01/01/2016 - 09:30 - A - 100
01/01/2016 - 13:30 - A - 110
01/01/2016 - 15:30 - A - 120
02/01/2016 - 10:30 - A - 115

#2. Iterate over csv file with chunks
#iterate over csv file in chunks and merge date and time column to be used as index
reader = pd.read_csv('filename.csv', delimiter=',', parse_dates={"Datetime" : [1,2]}, index_col=[0], chunksize=2)

for chunk in reader:

    #create a dataframe from chunks
    df = reader.get_chunk()
    print (df)

01/01/2016 - 15:30 - A - 120
02/01/2016 - 10:30 - A - 115

Increasing chunksize to 10 skips first 10 rows.

Any ideas how I can fix this? I already got a workaround that works, I'd like to understand where I got it wrong.

Any input is appreciated!

David
  • 220
  • 1
  • 11
  • 1
    Don't call `get_chunk`. You already have your chunk since you're iterating over the reader, i.e. `chunk` is your DataFrame. Calling `print(chunk)` in your loop should print the first two rows. – root Sep 27 '16 at 19:11
  • Thanks a lot for the quick help, works like a charm. So 'get_chunk' basically gets me the next chunk already. Sorry for the newbie question, didn't understand this from the documentation.
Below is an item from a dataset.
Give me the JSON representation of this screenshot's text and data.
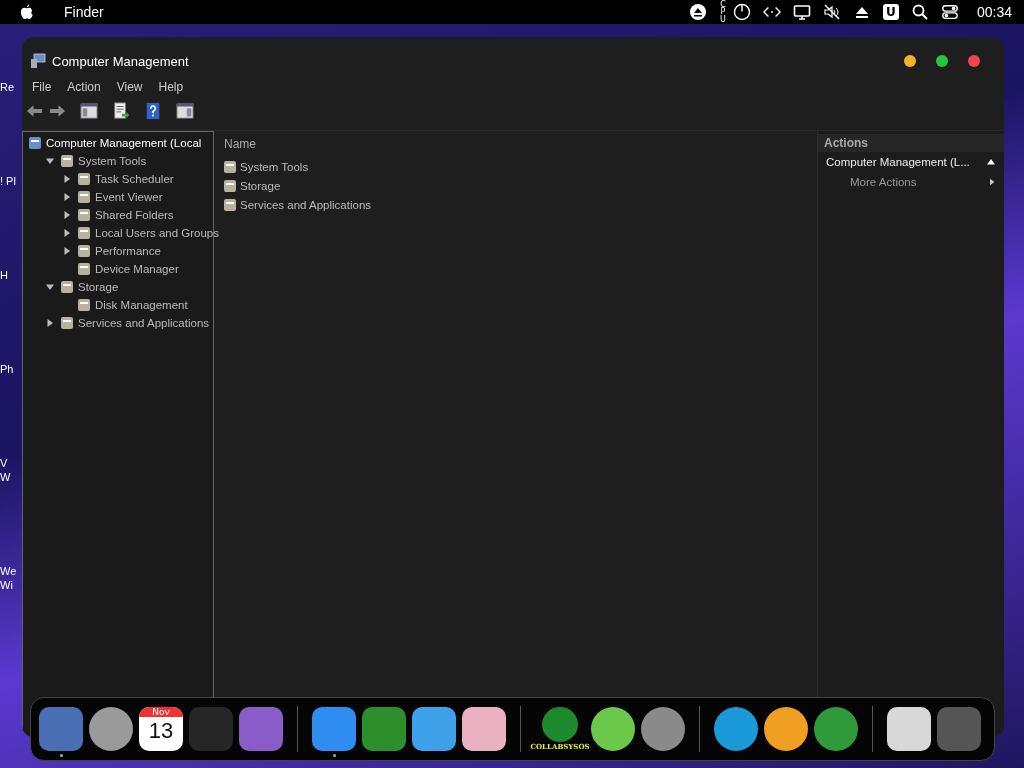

Do you want to post this as an answer so I can say it's correct and close this question? – David Sep 27 '16 at 19:29
  • @David, look at [this example](http://stackoverflow.com/a/39053748/5741205) - it might be helpful – MaxU - stand with Ukraine Sep 27 '16 at 20:25
  • @MaxU thanks, that made it very clear what to use get_chunk for. – David Sep 29 '16 at 17:09

1 Answers1

4

Don't call get_chunk. You already have your chunk since you're iterating over the reader, i.e. chunk is your DataFrame. Call print(chunk) in your loop, and you should see the expected output.

As @MaxU points out in the comments, you want to use get_chunk if you want differently sized chunks: reader.get_chunk(500), reader.get_chunk(100), etc.

root
  • 32,715
  • 6
  • 74
  • 87